Jean-Philippe Lachaux, chercheur en neurosciences cognitives à l'Inserm, a compilé les travaux scientifiques sur le système biologique de l'attention. Pour lui, "nos ressources attentionnelles sont l'objet d'une véritable lutte d'influence entre, d'une part, des régions cérébrales privilégiant des objectifs conscients et planifiés, le plus souvent à moyen ou long terme, et d'autre part, des régions favorisant davantage ce que nous avons l'habitude d'apprécier ou de craindre : une forme d'orientation de l'attention plus automatique, souvent en quête de gratification immédiate." (Le Cerveau attentif, contrôle, maîtrise et lâcher prise, éd. Odile Jacob, 2011)

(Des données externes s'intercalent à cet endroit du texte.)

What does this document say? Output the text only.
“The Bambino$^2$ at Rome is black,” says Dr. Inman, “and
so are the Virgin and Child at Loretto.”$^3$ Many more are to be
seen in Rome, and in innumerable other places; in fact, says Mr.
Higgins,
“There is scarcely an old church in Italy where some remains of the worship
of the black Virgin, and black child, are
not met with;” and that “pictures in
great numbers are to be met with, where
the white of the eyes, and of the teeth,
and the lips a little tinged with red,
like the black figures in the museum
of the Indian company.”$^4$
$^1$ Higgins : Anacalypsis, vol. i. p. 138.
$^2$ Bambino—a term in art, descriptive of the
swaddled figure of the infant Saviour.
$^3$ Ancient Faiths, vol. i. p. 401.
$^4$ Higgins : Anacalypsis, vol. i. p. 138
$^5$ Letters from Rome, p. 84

Les plus gros consommateurs d'information seraient-ils sur le chemin de l'addiction ? "L'addiction à l'information n'existe pas du point de vue clinique, dans la mesure où il n'y a pas de souffrance sous-jacente, que cette consommation tenterait d'apaiser, affirme l'addictologue Laurent Rania. La cyberdépendance, aujourd'hui bien documentée scientifique- ment, est différente. Les personnes qui deviennent accros aux jeux en ligne, aux achats en ligne, au sexe en ligne pourraient tout aussi bien l'être dans la vie réelle. Internet est le vecteur de l'addiction, pas son objet.(Accro ! Dr Laurent Karila et Annabel Benhaïm, éd. Flammarion, 2013)

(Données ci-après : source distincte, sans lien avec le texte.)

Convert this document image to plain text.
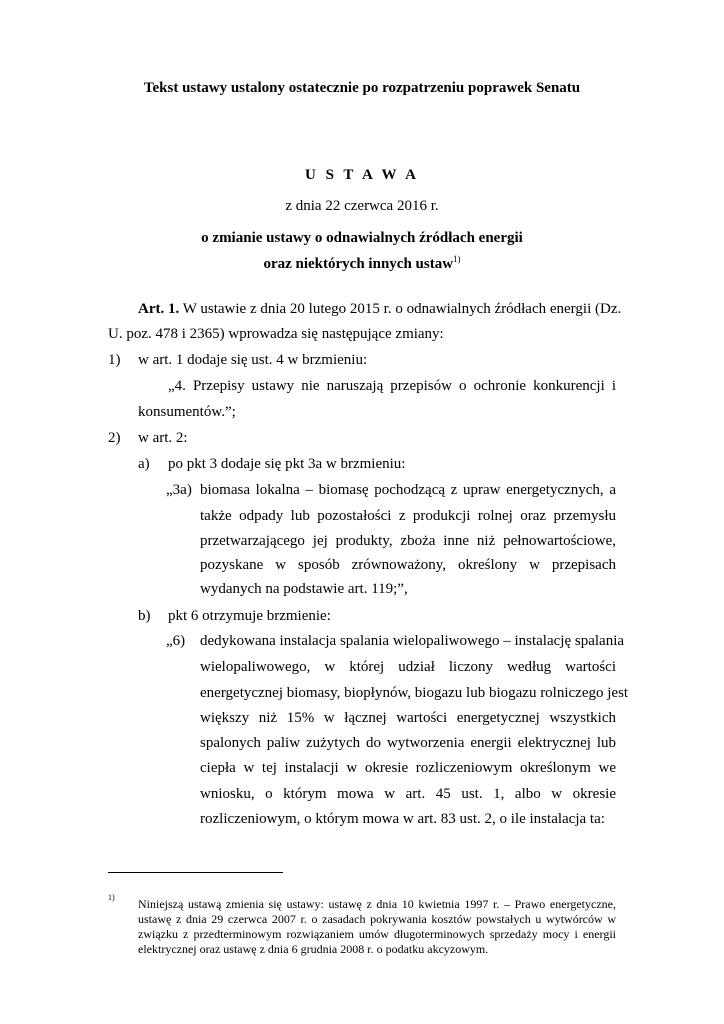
Tekst ustawy ustalony ostatecznie po rozpatrzeniu poprawek Senatu

U S T A W A

z dnia 22 czerwca 2016 r.

o zmianie ustawy o odnawialnych źródłach energii

oraz niektórych innych ustaw$^{1)}$

Art. 1. W ustawie z dnia 20 lutego 2015 r. o odnawialnych źródłach energii (Dz.

U. poz. 478 i 2365) wprowadza się następujące zmiany:

1) w art. 1 dodaje się ust. 4 w brzmieniu:

„4. Przepisy ustawy nie naruszają przepisów o ochronie konkurencji i

konsumentów.”;

2) w art. 2:

a) po pkt 3 dodaje się pkt 3a w brzmieniu:

„3a) biomasa lokalna – biomasę pochodzącą z upraw energetycznych, a

także odpady lub pozostałości z produkcji rolnej oraz przemysłu

przetwarzającego jej produkty, zboża inne niż pełnowartościowe,

pozyskane w sposób zrównoważony, określony w przepisach

wydanych na podstawie art. 119;”,

b) pkt 6 otrzymuje brzmienie:

„6) dedykowana instalacja spalania wielopaliwowego – instalację spalania

wielopaliwowego, w której udział liczony według wartości

energetycznej biomasy, biopłynów, biogazu lub biogazu rolniczego jest

większy niż 15% w łącznej wartości energetycznej wszystkich

spalonych paliw zużytych do wytworzenia energii elektrycznej lub

ciepła w tej instalacji w okresie rozliczeniowym określonym we

wniosku, o którym mowa w art. 45 ust. 1, albo w okresie

rozliczeniowym, o którym mowa w art. 83 ust. 2, o ile instalacja ta:

1) Niniejszą ustawą zmienia się ustawy: ustawę z dnia 10 kwietnia 1997 r. – Prawo energetyczne,

ustawę z dnia 29 czerwca 2007 r. o zasadach pokrywania kosztów powstałych u wytwórców w

związku z przedterminowym rozwiązaniem umów długoterminowych sprzedaży mocy i energii

elektrycznej oraz ustawę z dnia 6 grudnia 2008 r. o podatku akcyzowym.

Pour mettre cette profusion d'informations à distance, certains s'octroient des pauses de quelques heures, une journée ou plus. D'autres travaillent dans les cafés pour ne pas être interrompus et échapper a la frénésie d'Internet. Des logiciels - payants - se développent également pour bloquer la connexion Internet pendant quelques heures ou empêcher la promenade sur les réseaux sociaux. Christophe André prône, quant à lui, la pratique régulière et à tout âge de la méditation en pleine conscience, apte à augmenter les facultés d'attention et de concentration. "A chaque fois que vous notez que votre esprit s'éparpille, prenez trente secondes pour rester assis les yeux fermés, le temps de centrer votre attention sur dix mouvements respiratoires", conseille-t-il. Eviter d'avoir en permanence de la musique dans les oreilles ou de faire plusieurs choses en même temps serait également bénéfique.

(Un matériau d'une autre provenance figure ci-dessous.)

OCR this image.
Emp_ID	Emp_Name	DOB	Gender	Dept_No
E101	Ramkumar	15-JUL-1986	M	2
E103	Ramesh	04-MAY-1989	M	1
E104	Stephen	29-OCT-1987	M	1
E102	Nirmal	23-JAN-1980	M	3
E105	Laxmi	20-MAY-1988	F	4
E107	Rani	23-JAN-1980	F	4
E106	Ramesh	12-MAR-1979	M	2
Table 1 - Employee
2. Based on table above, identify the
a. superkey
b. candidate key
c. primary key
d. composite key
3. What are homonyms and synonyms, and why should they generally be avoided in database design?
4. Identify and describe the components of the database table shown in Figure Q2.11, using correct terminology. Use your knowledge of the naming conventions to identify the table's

Autre stratégie, également préventive : apprendre dès le plus jeune âge à mieux consommer l'information. "Nous nous inquiétions hier de la fracture numérique qui apportait aux milieux les plus aisés une avance technologique ; aujourd'hui, la fracture oppose les personnes qui maîtrisent les outils et les autres, "ceux qui consomment mal". L'apprentissage est désormais le critère discriminant", juge Caroline Sauvajol-Rialland. Il s'agit, en premier lieu, d'accepter que la masse des informations disponibles soit largement supérieure à ce dont nous avons besoin, puis d'acquérir de bonnes habitudes en matière de consommation. "Chacun peut prendre un peu de recul et filtrer les multiples canaux qui l'approvisionnent en informations", conseille la spécialiste. La "diététique informationnelle" qu'elle préconise consiste à "s'accorder un nombre de consultations par centre d'intérêt, et à se fixer un volume horaire quotidien à ne pas dépasser. Nous pouvons ainsi consommer de tout, tous les jours, sans risque de surpoids informationnel."